We are in the no-name RV once again, heading for Ashland with a stop at Hat Creek RV Park in Lassen National Forest. This is the last RV trip before our big trip to Europe and the trans-Atlantic crossing, which I hope to be diligent in blogging.

Thanks to the Verizon jetpack I can blog on the road! with my oh-so-light Mac Book Air!

As we set out on this last RV trip for this year, I want to list the trips we’ve done this year (for our benefit).

In rented Navion – Mar 16 to Sacramento for COB’s St Pat’s party, 2 nights in Sacramento, 1 night in RV park at Clear Lake, 2 nights in Candi’s driveway, and 1 night in RV park at Bodega Bay. This trip was to validate our interest in RVing – and it did. And this trip was the one that Suzette decided she was not interested in RVing. Not only did she camp out in Candi’s backyard for a day, she makes herself very scarce whenever she senses we are packing up to hit the road.

We’d hoped to go to the Antioch reunion (Yellow Springs, OH in June) in the purchased RV, but it did not show up on time. We had a lovely trip to Ohio by plane. We plan to go to the reunion next year in the Navion.

July 2, we pick up the Navion from the dealer in Vacaville. We’ll talk about the dealer one of these days.

Our first trip was a weekend (July 16-17*) to Fernwood Resort in Big Sur. Nice wooded RV park, crowded, lots of families & groups. Nice store and great restaurant. No wifi or cell phone signal. (*Time to recover from surgery Jul 3.)

Next trip was Jul 26 for COB birthday party in Sacramento. Landed from 5 days in New Jersey (business) at 1:30 SFO, on the road by about 5 (Friday traffic – argh).

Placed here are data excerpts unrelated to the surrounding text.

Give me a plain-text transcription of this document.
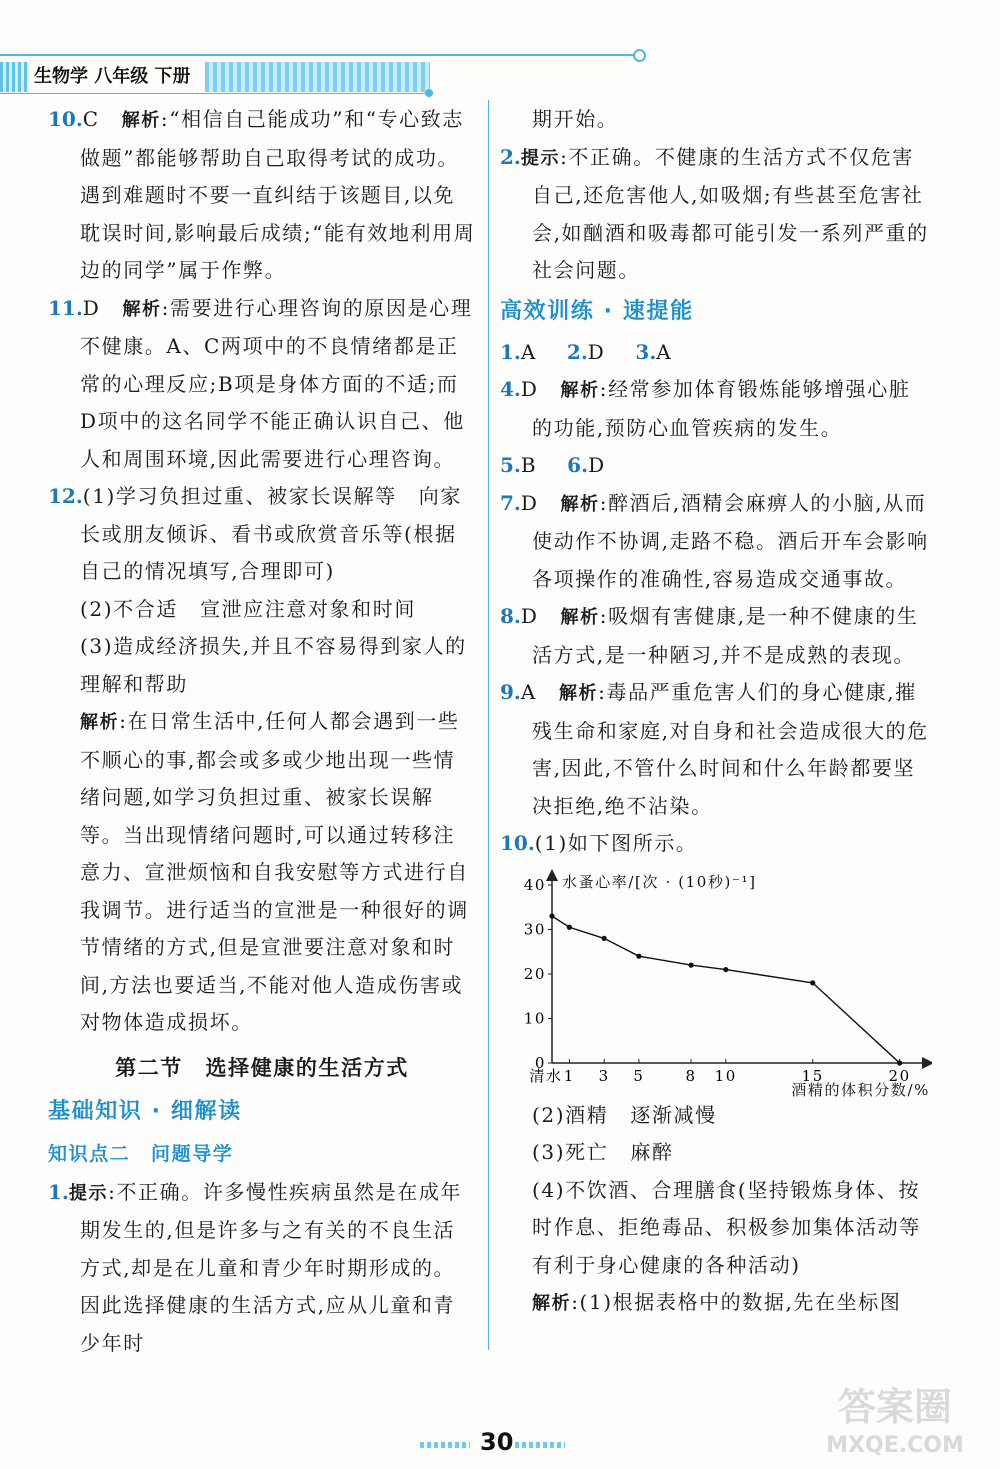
生物学 八年级 下册

10.C 解析:“相信自己能成功”和“专心致志做题”都能够帮助自己取得考试的成功。遇到难题时不要一直纠结于该题目,以免耽误时间,影响最后成绩;“能有效地利用周边的同学”属于作弊。

11.D 解析:需要进行心理咨询的原因是心理不健康。A、C两项中的不良情绪都是正常的心理反应;B项是身体方面的不适;而D项中的这名同学不能正确认识自己、他人和周围环境,因此需要进行心理咨询。

12.(1)学习负担过重、被家长误解等 向家长或朋友倾诉、看书或欣赏音乐等(根据自己的情况填写,合理即可)

(2)不合适 宣泄应注意对象和时间

(3)造成经济损失,并且不容易得到家人的理解和帮助

解析:在日常生活中,任何人都会遇到一些不顺心的事,都会或多或少地出现一些情绪问题,如学习负担过重、被家长误解等。当出现情绪问题时,可以通过转移注意力、宣泄烦恼和自我安慰等方式进行自我调节。进行适当的宣泄是一种很好的调节情绪的方式,但是宣泄要注意对象和时间,方法也要适当,不能对他人造成伤害或对物体造成损坏。

第二节　选择健康的生活方式

基础知识 · 细解读

知识点二　问题导学

1.提示:不正确。许多慢性疾病虽然是在成年期发生的,但是许多与之有关的不良生活方式,却是在儿童和青少年时期形成的。因此选择健康的生活方式,应从儿童和青少年时

期开始。

2.提示:不正确。不健康的生活方式不仅危害自己,还危害他人,如吸烟;有些甚至危害社会,如酗酒和吸毒都可能引发一系列严重的社会问题。

高效训练 · 速提能

1.A 2.D 3.A

4.D 解析:经常参加体育锻炼能够增强心脏的功能,预防心血管疾病的发生。

5.B 6.D

7.D 解析:醉酒后,酒精会麻痹人的小脑,从而使动作不协调,走路不稳。酒后开车会影响各项操作的准确性,容易造成交通事故。

8.D 解析:吸烟有害健康,是一种不健康的生活方式,是一种陋习,并不是成熟的表现。

9.A 解析:毒品严重危害人们的身心健康,摧残生命和家庭,对自身和社会造成很大的危害,因此,不管什么时间和什么年龄都要坚决拒绝,绝不沾染。

10.(1)如下图所示。

水蚤心率/[次 · (10秒)⁻¹]
酒精的体积分数/%
0
10
20
30
40
清水 1 3 5	8 10	15	20

(2)酒精 逐渐减慢

(3)死亡 麻醉

(4)不饮酒、合理膳食(坚持锻炼身体、按时作息、拒绝毒品、积极参加集体活动等有利于身心健康的各种活动)

解析:(1)根据表格中的数据,先在坐标图

30
答案圈
MXQE.COM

One night in Sacramento, then to Canyon Creek RV park (Winters) on Putah Creek near Berryessa.

August 7th, off to Pioneer for 1 night at Bryan’s, 2 nights in Fallen Leaf Lake campground (very pretty), and 3 nights at Cheryl’s in Truckee (travel book group meeting, Shakespeare’s Midsummer Night’s Dream, soaring / glider ride – whoo!).

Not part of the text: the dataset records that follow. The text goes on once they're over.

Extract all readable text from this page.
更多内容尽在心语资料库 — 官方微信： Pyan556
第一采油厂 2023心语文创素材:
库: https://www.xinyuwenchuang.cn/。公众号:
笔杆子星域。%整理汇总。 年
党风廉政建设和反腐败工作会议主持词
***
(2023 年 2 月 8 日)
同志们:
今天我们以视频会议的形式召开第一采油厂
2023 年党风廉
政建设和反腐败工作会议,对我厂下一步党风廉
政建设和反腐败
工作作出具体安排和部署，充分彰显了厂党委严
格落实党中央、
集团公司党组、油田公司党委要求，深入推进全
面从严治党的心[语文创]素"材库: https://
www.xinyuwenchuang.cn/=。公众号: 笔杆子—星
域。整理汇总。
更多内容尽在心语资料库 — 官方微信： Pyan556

August 24th, Delta Shores RV Park (Isleton) for 3 nights. Good wifi & phone signal. Nothing else going on. Very restful. (Maybe a toad would help.)

September is birthday month. Big party for Marty Sep 1st. JAM luncheon in Sausalito Sep 10th. Jessie party Sep 15th. And this weekend is Melissa (22) & Jessie (21) birthdays in Ashland. And Glee (23) in Phoenix.

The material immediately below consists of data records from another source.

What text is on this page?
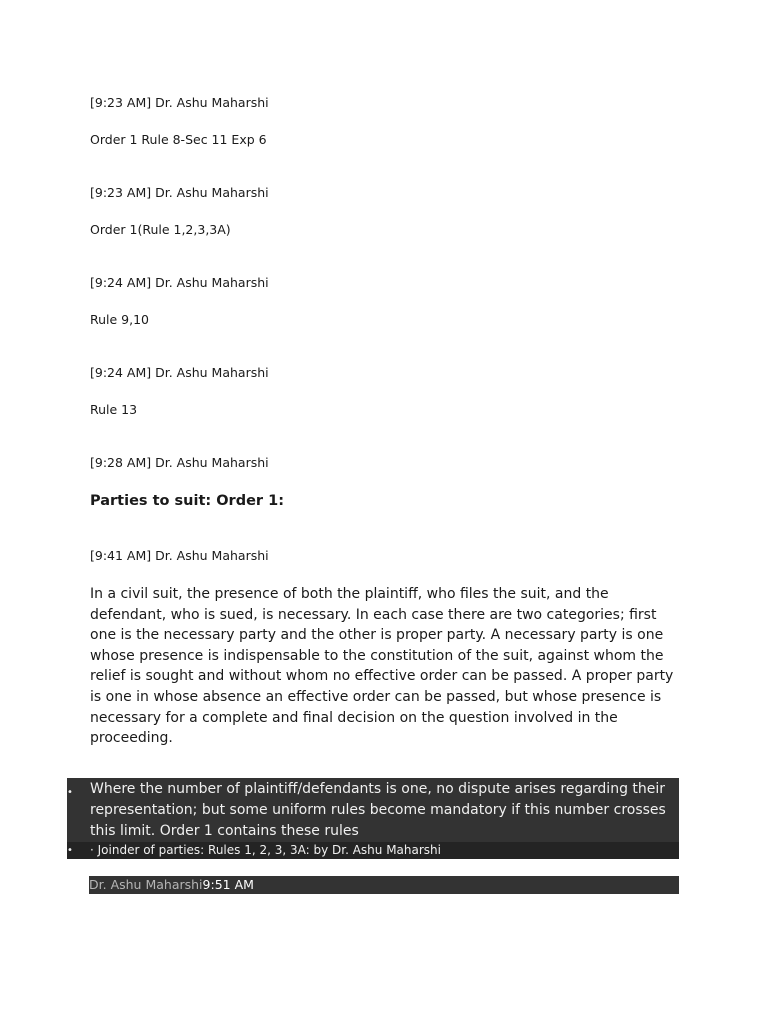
[9:23 AM] Dr. Ashu Maharshi
Order 1 Rule 8-Sec 11 Exp 6
[9:23 AM] Dr. Ashu Maharshi
Order 1(Rule 1,2,3,3A)
[9:24 AM] Dr. Ashu Maharshi
Rule 9,10
[9:24 AM] Dr. Ashu Maharshi
Rule 13
[9:28 AM] Dr. Ashu Maharshi
Parties to suit: Order 1:
[9:41 AM] Dr. Ashu Maharshi
In a civil suit, the presence of both the plaintiff, who files the suit, and the defendant, who is sued, is necessary. In each case there are two categories; first one is the necessary party and the other is proper party. A necessary party is one whose presence is indispensable to the constitution of the suit, against whom the relief is sought and without whom no effective order can be passed. A proper party is one in whose absence an effective order can be passed, but whose presence is necessary for a complete and final decision on the question involved in the proceeding.
• Where the number of plaintiff/defendants is one, no dispute arises regarding their representation; but some uniform rules become mandatory if this number crosses this limit. Order 1 contains these rules
• · Joinder of parties: Rules 1, 2, 3, 3A: by Dr. Ashu Maharshi
Dr. Ashu Maharshi9:51 AM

Going to wrap this up now.

 

Taking off on our third RV trip

We are off on our third trip in the Itasca Navion 24G. We picked it up at Camping World in Vacaville on July 2nd. Our maiden voyage was to Big Sur and the second was to Sacramento for a medicare birthday party and to Canyon Creek park on Putah Creek near Berryessa. More on those trips later. This time I am trying to work on the blog while we’re driving. Currently it is 5 pm and we are in the 680 north commute traffic – not a pretty sight.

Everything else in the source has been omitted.